Her email letter then starts” Mr___________, Cedar Island United Methodist Church is a small rural church, we only have about 75 members, but do have a lot of children (what a blessing). We have had an old plastic nativity set since I can remember. We decided a couple of years ago that we were going to start a nativity scene fund and just have members what they could along. We began getting $5.00 and $10.00 donations. It took us a while but we finally raised what we needed to make a purchase. When I called Christmas Night Inc. they did not have the set we wanted (the 5 piece, we were going to add to each year). A wonderful customer service representative worked with us to get the 10 piece set for not much more than we had raised. God is good, when we made the announcement at church the amount we were short, it was collected that week. We placed the order and it came quickly. One of the wise men’s knees was cracked. we called, simply took a photo and emailed it to the company and within a couple of days we got the replacement. The pieces are absolutely beautiful. We could hardly believe that a small church could have anything that beautiful. It looks like something you would see in a big church in a big city. Needless to say, our members and children are delighted and cannot wait until we bring them out again. The folks at Christmas Night are wonderful and add a personal touch to their customer service. I would recommend this company to anyone looking for a nativity scene for their church. If you have any other questions, please feel free to get in touch with me” (signed) Charran Gaskill

This wonderful letter had us blushing but also wanting to share her heartfelt sentiments.

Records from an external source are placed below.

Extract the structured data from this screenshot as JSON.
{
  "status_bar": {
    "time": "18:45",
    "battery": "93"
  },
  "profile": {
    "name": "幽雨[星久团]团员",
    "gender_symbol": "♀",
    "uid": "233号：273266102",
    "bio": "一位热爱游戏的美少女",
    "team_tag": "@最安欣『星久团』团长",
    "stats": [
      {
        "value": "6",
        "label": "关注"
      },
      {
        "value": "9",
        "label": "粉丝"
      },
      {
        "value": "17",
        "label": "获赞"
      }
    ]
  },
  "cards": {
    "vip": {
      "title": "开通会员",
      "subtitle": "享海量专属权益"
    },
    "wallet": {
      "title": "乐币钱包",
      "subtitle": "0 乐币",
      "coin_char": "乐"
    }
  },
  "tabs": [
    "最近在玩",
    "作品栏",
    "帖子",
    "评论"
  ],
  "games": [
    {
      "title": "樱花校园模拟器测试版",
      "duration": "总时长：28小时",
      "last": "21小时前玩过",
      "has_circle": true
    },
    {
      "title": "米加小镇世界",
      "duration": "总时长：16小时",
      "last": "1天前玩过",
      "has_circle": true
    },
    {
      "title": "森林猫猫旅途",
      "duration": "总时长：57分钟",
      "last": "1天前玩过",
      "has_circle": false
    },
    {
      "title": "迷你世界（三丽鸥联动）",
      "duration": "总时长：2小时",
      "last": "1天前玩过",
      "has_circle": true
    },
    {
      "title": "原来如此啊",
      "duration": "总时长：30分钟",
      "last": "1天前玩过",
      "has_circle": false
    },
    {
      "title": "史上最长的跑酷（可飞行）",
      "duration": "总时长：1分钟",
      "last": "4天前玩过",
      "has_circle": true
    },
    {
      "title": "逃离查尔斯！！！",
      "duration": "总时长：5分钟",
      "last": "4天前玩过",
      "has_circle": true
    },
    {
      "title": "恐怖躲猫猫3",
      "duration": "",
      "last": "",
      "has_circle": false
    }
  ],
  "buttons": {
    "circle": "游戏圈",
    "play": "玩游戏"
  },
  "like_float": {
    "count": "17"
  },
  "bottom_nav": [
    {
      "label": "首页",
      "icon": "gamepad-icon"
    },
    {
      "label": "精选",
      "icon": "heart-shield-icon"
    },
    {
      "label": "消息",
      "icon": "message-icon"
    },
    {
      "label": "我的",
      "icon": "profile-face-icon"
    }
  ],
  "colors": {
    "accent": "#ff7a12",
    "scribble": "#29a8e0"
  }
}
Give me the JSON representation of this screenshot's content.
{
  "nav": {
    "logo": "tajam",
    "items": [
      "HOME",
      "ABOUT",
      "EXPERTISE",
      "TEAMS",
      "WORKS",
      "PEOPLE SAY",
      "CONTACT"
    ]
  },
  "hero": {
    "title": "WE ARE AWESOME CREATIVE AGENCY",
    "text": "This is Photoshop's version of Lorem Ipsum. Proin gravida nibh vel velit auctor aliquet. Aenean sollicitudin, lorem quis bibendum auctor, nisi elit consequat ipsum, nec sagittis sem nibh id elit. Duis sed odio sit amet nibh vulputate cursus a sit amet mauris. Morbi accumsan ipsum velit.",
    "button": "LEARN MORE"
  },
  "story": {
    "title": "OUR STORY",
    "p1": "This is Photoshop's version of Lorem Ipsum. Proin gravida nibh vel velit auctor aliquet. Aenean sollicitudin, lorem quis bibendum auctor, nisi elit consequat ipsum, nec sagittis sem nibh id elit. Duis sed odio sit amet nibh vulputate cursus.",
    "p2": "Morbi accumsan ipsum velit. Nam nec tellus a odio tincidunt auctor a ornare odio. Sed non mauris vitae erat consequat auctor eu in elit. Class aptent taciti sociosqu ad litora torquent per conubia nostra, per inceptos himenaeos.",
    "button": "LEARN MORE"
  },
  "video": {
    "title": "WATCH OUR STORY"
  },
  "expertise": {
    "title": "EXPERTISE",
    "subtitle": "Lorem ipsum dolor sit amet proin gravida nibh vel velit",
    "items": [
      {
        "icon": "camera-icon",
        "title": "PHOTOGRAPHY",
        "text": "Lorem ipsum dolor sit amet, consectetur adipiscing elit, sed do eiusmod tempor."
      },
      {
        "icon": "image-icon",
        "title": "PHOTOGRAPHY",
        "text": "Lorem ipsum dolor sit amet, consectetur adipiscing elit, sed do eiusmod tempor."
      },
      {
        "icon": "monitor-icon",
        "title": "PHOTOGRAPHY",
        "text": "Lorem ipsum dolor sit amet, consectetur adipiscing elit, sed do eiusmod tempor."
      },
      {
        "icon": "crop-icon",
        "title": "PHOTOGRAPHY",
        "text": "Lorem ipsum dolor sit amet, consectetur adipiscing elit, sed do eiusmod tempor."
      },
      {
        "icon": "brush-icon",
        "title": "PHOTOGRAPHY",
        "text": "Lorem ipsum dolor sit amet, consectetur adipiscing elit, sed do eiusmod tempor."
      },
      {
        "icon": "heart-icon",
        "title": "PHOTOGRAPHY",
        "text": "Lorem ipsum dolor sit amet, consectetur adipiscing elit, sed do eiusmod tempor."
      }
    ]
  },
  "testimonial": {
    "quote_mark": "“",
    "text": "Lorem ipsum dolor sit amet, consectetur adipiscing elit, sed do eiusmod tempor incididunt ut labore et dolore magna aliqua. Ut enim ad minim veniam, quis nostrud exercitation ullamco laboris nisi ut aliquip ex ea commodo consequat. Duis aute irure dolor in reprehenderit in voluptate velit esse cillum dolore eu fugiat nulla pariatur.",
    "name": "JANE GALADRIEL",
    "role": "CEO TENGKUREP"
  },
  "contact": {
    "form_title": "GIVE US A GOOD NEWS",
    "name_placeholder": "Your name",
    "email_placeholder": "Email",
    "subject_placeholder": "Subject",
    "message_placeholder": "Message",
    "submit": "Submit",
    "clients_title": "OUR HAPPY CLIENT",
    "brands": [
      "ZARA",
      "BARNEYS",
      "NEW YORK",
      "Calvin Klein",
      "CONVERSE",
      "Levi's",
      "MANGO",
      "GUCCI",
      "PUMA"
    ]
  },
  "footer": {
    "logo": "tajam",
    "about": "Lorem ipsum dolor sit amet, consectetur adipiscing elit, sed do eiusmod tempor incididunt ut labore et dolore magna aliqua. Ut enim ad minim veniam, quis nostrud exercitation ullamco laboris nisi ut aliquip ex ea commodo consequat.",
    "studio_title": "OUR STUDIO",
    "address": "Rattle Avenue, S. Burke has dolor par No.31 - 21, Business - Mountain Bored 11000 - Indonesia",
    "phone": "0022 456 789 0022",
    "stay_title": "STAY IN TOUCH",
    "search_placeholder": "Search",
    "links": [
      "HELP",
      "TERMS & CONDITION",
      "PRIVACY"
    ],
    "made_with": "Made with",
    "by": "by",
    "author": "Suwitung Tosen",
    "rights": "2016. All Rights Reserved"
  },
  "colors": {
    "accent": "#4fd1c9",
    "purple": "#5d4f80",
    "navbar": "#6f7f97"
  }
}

About Shipping – Continued

Our last blog post began a discussion about something which is very important to retailers on the internet, but which most consumers rarely think about. The safe and timely delivery of your goods is almost taken for granted in the USA and Canada and most of the developed world. The sophisticated and efficient package delivery networks set up by UPS, Fed Ex and DHL provide a nearly seamless service to get you your goods in a few days.

What the person placing the order in our website shopping basket may not know is the choices and decisions that have to made to choose the best shipping option. Amazon, for example, had all sorts of package shipment options when they shipped only books and CD’s. US Postal Service Media Mail, UPS or FedEx Ground are all available for small parcels. When Amazon started selling flat screen TV’s, I am certain their delivery options and cost’s changed.

The same thing happened to us. Our first few season’s  involved the use of UPS Ground to a very great extent. As we focused more on larger outdoor Christmas and garden figures, we use mostly less than truckload( LTL) services with our boxes banded to wood pallets. Recently, we have started to use ocean shipping services as we sell to more overseas customers such as the US Army and foreign churches. The costs and complications of ocean shipping to a foreign country really make us appreciate our huge North American retail market and the relative ease of selling and shipping within it.